Is een zieke medewerker niet (meer) geschikt voor zijn functie, dan kun je ontslag voor hem aanvragen op basis van de ontslaggrond ‘onvoldoende functioneren’. Dat moet je dan bij de kantonrechter aannemelijk maken. Het disfunctioneren mag niet het gevolg zijn van:

Ook moet je bewijzen dat je je medewerker voldoende kansen hebt gegeven om zijn functioneren te verbeteren en dat er in je bedrijf geen ander passend werk voor deze medewerker beschikbaar is (dossieropbouw).

Dit is bijvoorbeeld mogelijk als partijen al geruime tijd in gesprek zijn over het functioneren van de medewerker en de arbeidsongeschiktheid geen oorzaak is van het disfunctioneren. Het opzegverbod bij ziekte staat dan een ontbinding niet in de weg.

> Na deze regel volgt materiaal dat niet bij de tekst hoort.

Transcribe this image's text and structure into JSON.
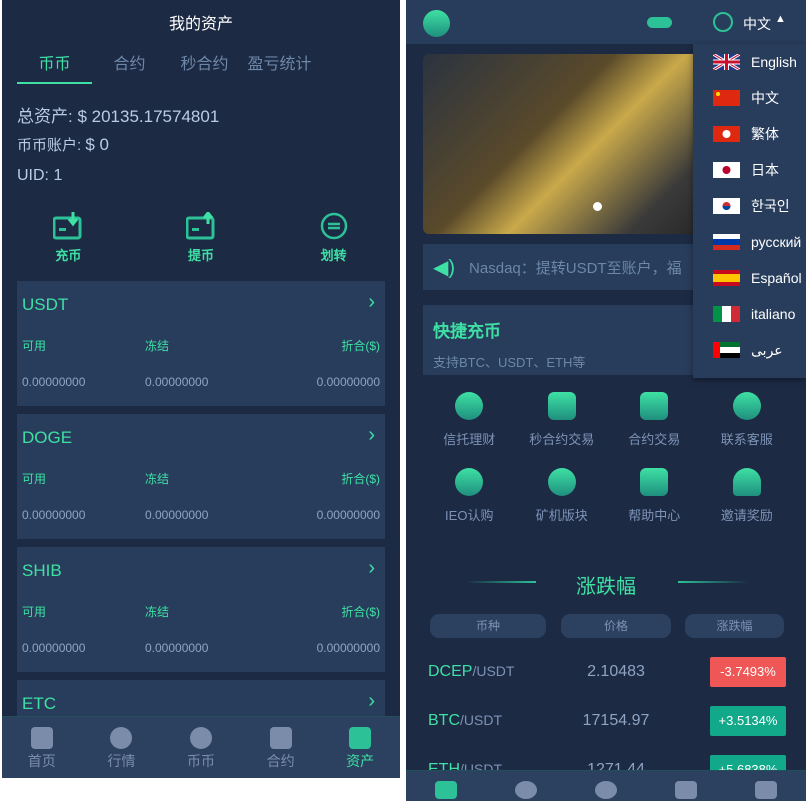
{
  "colors": {
    "accent": "#3ee0a4",
    "down": "#ef5656",
    "up": "#12a88a"
  },
  "left": {
    "title": "我的资产",
    "tabs": [
      "币币",
      "合约",
      "秒合约",
      "盈亏统计"
    ],
    "total_label": "总资产:",
    "total_value": "$ 20135.17574801",
    "account_label": "币币账户:",
    "account_value": "$ 0",
    "uid_label": "UID:",
    "uid_value": "1",
    "actions": [
      "充币",
      "提币",
      "划转"
    ],
    "col_labels": [
      "可用",
      "冻结",
      "折合($)"
    ],
    "cards": [
      {
        "name": "USDT",
        "values": [
          "0.00000000",
          "0.00000000",
          "0.00000000"
        ]
      },
      {
        "name": "DOGE",
        "values": [
          "0.00000000",
          "0.00000000",
          "0.00000000"
        ]
      },
      {
        "name": "SHIB",
        "values": [
          "0.00000000",
          "0.00000000",
          "0.00000000"
        ]
      },
      {
        "name": "ETC"
      }
    ],
    "nav": [
      "首页",
      "行情",
      "币币",
      "合约",
      "资产"
    ]
  },
  "right": {
    "lang_current": "中文",
    "languages": [
      "English",
      "中文",
      "繁体",
      "日本",
      "한국인",
      "русский",
      "Español",
      "italiano",
      "عربى"
    ],
    "notice": "Nasdaq：提转USDT至账户，福",
    "quick_title": "快捷充币",
    "quick_sub": "支持BTC、USDT、ETH等",
    "grid": [
      "信托理财",
      "秒合约交易",
      "合约交易",
      "联系客服",
      "IEO认购",
      "矿机版块",
      "帮助中心",
      "邀请奖励"
    ],
    "section_title": "涨跌幅",
    "headers": [
      "币种",
      "价格",
      "涨跌幅"
    ],
    "rows": [
      {
        "base": "DCEP",
        "quote": "/USDT",
        "price": "2.10483",
        "change": "-3.7493%",
        "dir": "down"
      },
      {
        "base": "BTC",
        "quote": "/USDT",
        "price": "17154.97",
        "change": "+3.5134%",
        "dir": "up"
      },
      {
        "base": "ETH",
        "quote": "/USDT",
        "price": "1271.44",
        "change": "+5.6838%",
        "dir": "up"
      }
    ]
  }
}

Omdat de ziekte invloed kan hebben op het functioneren, is het lastig om deze twee zaken los van elkaar te zien. De rechter zal daarom vaak aangeven dat het opzegverbod bij ziekte de ontbinding in de weg staat.

overige situaties

Tijdens de eerste twee jaar van de arbeidsongeschiktheid kan de arbeidsovereenkomst ook eindigen:

Als de arbeidsovereenkomst tijdens de eerste twee jaar van arbeidsongeschiktheid eindigt  omdat de medewerker instemt met een beëindiging met wederzijds goedvinden, dan heeft dat gevolgen voor de Ziektewetuitkering. UWV kan de medewerker een maatregel van 100% korting op de uitkering opleggen als hij tijdens de eerste twee jaar van ziekte zijn recht op loon heeft opgegeven door akkoord te gaan met ontslag. Wil je als goed werkgever handelen, dan zou je dus tijdens de eerste twee jaar geen initiatief moeten nemen om het dienstverband met wederzijds goedvinden te beëindigen.

ontslag na twee jaar

Na twee jaar arbeidsongeschiktheid van de medewerker geldt er geen verbod meer om de arbeidsovereenkomst te mogen opzeggen. In dat geval kun je proberen de overeenkomst met je medewerker te beëindigen met wederzijds goedvinden of – als dat niet kan – aan UWV toestemming vragen om de arbeidsovereenkomst te mogen opzeggen. Uit de aanvraag voor een ontslagvergunning bij UWV moet je kunnen aantonen dat:

  • het niet waarschijnlijk is dat je medewerker binnen 26 weken weer aan het werk kan (verklaring van de bedrijfsarts) 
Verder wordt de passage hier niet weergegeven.